PPQ Biological Control Selection and Implementation Process

Target pests can be identified or selected by the PPQ Executive Team, emergency programs, congressional mandates, CPHST's ‘ad hoc' process, the PPQ Needs Identification Process, or the Offshore Pest Information System (OPIS) as an approaching offshore threat. Additionally, targets for biological control are identified through consultation with states.

The 'Biocontrol Target Pest Canvassing and Evaluation', or canvassing for short, is a process conducted every 5 years. In each Region, State Plant Health Directors (SPHDs) ‘canvas' various entities (e.g. federal, tribal, and state agencies, universities, weed management districts) in their respective states, soliciting input on important exotic insects and weeds that might be considered as possible targets for cooperative biological control programs. CPHST-developed protocols are used to objectively assess the severity of potential target pests and their feasibility or suitability for biological control. The end result of this canvassing exercise is a ranked list of potential target pests for biological control consideration, which is shared with States, collaborators, and cooperators.
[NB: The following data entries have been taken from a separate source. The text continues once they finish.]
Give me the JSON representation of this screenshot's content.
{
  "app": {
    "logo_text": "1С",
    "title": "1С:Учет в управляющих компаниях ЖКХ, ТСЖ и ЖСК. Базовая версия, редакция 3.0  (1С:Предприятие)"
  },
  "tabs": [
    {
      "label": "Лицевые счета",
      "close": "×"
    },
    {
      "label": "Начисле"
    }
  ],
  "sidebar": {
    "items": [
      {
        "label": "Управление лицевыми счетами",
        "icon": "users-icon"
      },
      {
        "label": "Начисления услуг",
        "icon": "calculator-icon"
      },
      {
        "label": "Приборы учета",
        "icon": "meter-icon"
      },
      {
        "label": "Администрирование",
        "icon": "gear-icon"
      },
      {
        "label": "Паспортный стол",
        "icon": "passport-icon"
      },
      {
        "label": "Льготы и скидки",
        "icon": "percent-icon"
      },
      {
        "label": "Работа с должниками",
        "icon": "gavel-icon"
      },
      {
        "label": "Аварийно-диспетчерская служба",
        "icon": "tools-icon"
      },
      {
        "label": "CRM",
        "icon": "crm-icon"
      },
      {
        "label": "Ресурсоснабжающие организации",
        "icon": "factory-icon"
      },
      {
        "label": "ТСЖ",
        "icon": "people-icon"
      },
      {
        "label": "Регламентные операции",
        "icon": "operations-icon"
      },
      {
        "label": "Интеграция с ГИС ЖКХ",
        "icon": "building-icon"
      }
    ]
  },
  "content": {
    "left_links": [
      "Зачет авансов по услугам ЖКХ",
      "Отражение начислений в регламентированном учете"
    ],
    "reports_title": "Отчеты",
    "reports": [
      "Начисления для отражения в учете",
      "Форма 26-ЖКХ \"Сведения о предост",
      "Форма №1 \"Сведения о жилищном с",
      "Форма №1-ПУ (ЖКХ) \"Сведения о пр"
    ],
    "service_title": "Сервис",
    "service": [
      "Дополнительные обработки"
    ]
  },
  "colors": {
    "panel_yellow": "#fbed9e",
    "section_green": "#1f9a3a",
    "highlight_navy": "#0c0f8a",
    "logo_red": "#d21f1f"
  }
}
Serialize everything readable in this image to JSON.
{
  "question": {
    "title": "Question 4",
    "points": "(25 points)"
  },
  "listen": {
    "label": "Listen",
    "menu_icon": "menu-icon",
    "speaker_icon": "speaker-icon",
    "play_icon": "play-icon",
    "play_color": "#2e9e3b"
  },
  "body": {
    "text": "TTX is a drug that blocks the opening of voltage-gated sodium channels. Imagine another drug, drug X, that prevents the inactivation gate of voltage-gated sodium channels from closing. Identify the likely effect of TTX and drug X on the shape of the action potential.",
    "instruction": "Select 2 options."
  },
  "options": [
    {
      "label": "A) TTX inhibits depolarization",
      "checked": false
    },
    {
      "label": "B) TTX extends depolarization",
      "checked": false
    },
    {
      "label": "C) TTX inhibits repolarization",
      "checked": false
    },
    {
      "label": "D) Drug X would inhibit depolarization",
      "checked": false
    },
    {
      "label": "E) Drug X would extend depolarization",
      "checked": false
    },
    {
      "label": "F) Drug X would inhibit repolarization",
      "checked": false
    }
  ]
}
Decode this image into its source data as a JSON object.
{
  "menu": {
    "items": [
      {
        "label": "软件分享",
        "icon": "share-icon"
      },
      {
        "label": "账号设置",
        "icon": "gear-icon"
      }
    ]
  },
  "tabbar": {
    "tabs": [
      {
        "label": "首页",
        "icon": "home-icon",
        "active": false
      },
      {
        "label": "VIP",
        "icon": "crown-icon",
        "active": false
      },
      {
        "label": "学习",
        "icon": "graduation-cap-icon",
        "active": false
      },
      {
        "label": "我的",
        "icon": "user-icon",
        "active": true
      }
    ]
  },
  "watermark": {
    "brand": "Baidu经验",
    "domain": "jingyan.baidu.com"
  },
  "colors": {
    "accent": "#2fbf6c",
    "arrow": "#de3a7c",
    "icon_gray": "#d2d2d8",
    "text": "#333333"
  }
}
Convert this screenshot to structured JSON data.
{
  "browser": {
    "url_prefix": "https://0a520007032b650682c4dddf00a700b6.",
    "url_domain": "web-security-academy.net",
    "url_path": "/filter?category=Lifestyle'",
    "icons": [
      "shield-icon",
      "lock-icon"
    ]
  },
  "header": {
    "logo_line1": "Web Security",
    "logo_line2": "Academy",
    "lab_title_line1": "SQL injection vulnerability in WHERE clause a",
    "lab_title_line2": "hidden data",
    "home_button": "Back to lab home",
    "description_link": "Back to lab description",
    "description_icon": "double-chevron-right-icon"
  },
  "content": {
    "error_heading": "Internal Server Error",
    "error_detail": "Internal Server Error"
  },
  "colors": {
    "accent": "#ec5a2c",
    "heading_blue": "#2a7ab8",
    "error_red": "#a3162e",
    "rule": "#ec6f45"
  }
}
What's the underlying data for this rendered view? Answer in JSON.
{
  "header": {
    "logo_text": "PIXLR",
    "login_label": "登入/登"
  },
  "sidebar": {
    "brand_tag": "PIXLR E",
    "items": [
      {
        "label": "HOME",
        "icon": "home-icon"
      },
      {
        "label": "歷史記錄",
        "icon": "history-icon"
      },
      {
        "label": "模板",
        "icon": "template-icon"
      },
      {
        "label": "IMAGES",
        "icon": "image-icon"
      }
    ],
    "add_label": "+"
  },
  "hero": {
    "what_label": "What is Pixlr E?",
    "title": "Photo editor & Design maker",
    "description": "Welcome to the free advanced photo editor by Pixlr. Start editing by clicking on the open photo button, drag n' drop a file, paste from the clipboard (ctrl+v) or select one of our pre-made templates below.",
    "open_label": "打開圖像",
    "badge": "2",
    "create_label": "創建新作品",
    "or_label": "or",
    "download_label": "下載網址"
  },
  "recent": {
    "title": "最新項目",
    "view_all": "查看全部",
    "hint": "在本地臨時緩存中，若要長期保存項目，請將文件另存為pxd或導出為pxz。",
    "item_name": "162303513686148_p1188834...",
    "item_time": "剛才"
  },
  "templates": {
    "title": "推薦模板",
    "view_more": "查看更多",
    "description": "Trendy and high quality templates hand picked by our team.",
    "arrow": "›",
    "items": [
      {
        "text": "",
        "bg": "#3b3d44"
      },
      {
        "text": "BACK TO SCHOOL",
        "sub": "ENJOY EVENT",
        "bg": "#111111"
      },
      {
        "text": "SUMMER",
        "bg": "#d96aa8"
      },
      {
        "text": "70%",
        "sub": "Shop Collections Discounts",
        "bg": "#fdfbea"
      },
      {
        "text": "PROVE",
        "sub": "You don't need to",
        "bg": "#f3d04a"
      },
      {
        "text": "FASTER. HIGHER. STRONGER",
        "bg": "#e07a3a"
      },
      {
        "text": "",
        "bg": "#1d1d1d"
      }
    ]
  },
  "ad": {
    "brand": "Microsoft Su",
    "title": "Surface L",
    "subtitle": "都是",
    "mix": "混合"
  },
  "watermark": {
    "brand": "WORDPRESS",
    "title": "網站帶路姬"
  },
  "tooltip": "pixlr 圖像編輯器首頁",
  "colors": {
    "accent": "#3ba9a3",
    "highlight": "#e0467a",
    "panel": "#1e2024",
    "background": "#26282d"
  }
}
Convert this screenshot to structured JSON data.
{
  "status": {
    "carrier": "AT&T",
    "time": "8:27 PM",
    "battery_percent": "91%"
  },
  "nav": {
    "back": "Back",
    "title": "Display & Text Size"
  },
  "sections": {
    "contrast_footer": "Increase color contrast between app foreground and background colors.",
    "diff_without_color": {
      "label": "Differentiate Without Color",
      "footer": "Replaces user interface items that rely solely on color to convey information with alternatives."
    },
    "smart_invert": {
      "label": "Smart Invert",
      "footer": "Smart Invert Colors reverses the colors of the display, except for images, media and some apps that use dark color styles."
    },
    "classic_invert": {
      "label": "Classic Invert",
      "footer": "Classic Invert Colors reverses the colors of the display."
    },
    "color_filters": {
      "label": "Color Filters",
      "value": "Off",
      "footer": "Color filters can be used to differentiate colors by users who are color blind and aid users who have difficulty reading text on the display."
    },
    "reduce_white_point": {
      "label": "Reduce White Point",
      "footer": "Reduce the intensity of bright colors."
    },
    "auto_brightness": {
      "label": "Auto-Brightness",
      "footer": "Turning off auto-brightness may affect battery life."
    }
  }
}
Before the start of a new fiscal year, the Regional Biological Control Program Managers make a request to current cooperators and to the SPHDs within their regions to submit Cooperative Agreement work plan proposals for funding consideration. States, collaborators, and cooperators develop projects based on the canvassing report, or other PPQ programmatic needs. All work plans must align with Agency goals, support federal noxious weed and Agency programs, and should be developed in partnership with State cooperators, PPQ State Plant Health Directors, or designee. Project work plans are reviewed by their corresponding Regional Biological Control Program Manager, in consultation with other Regional personnel and the PPQ Biological Control Leadership Team. Other national and regional program managers are consulted when the target pest is a program itself, such as the emerald ash borer or imported fire ant, and funding is available from budget lines other than Biological Control. Decisions are made based on available funding, but funding priority is usually given to projects with motivated partners that can leverage other funding sources or with in-kind support. Annual reviews are jointly conducted by PPQ and its cooperators to evaluate progress and determine whether to continue or terminate funding for the activity. Technology transfer to cooperators is desired within 5 to 7 years.

The PPQ is committed to safe and effective biological control including monitoring and evaluation as integral parts of all implementation projects. This approach is crucial for the success and future of biological control as a management strategy and is consistent with PPQ's safeguarding mission.